You are viewing a plain text version of this content. The canonical link for it is here.
Posted to issues@hive.apache.org by "Karen Coppage (Jira)" <ji...@apache.org> on 2019/10/25 07:11:00 UTC

[jira] [Commented] (HIVE-22006) Hive parquet timestamp compatibility, part 2

    [ https://issues.apache.org/jira/browse/HIVE-22006?page=com.atlassian.jira.plugin.system.issuetabpanels:comment-tabpanel&focusedCommentId=16959495#comment-16959495 ] 

Karen Coppage commented on HIVE-22006:
--------------------------------------

Hi [~h-vetinari],

Unfortunately introducing a switch (and turning it on) or simply changing timestamp writing to time zone agnostic would make all previously written timestamp data unusable.

[~kuczoram] and I have worked on patches (HIVE-21050, HIVE-21215, HIVE-21216) that would introduce the option to store Parquet timestamps in a logical type that includes metadata indicating that the timestamp is time zone agnostic, without breaking backwards compatibility (Hive would correctly read previously written timestamps). Sadly, we cannot commit these patches until Parquet 1.11 is released. Impala also has an implementation for this waiting in the wings. If Parquet 1.11 were to be released, and Spark were to also implement the feature, then Hive/Impala/Spark could safely work on the same Parquet data, as you said.

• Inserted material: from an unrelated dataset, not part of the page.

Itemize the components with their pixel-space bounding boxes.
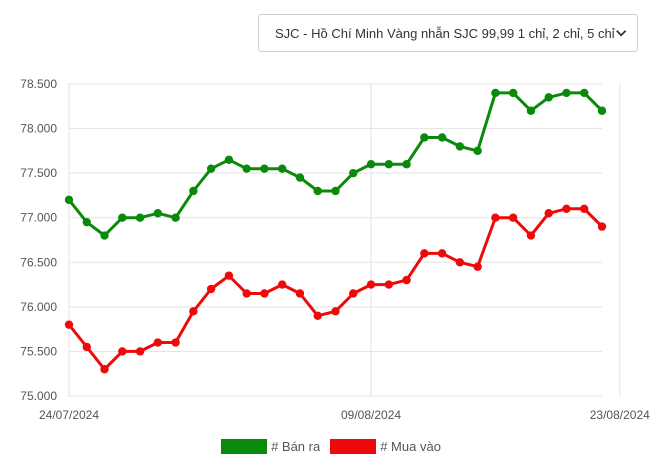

I'm not sure about ORC. Timestamps stored as text have always been time zone agnostic.

tl;dr, there is a backwards compatible solution for Parquet; it's currently blocked by the Parquet community.

> Hive parquet timestamp compatibility, part 2
> --------------------------------------------
>
>                 Key: HIVE-22006
>                 URL: https://issues.apache.org/jira/browse/HIVE-22006
>             Project: Hive
>          Issue Type: Bug
>    Affects Versions: All Versions
>            Reporter: H. Vetinari
>            Priority: Major
>
> The interaction between HIVE / IMPALA / SPARK writing timestamps is a major source of headaches in every scenario where such interaction cannot be avoided.
> HIVE-9482 added hive.parquet.timestamp.skip.conversion, which *only* affects the *reading* of timestamps.
> It formulates the next steps as:
> > Later fix will change the write path to not convert, and stop the read-conversion even for files written by Hive itself.
> At the very least, HIVE needs a switch to also turn off the conversion on writes. That would at least allow a setup where all three of HIVE / IMPALA / SPARK can be configured not to convert on read/write, and can hence safely work on the same data



--
This message was sent by Atlassian Jira
(v8.3.4#803005)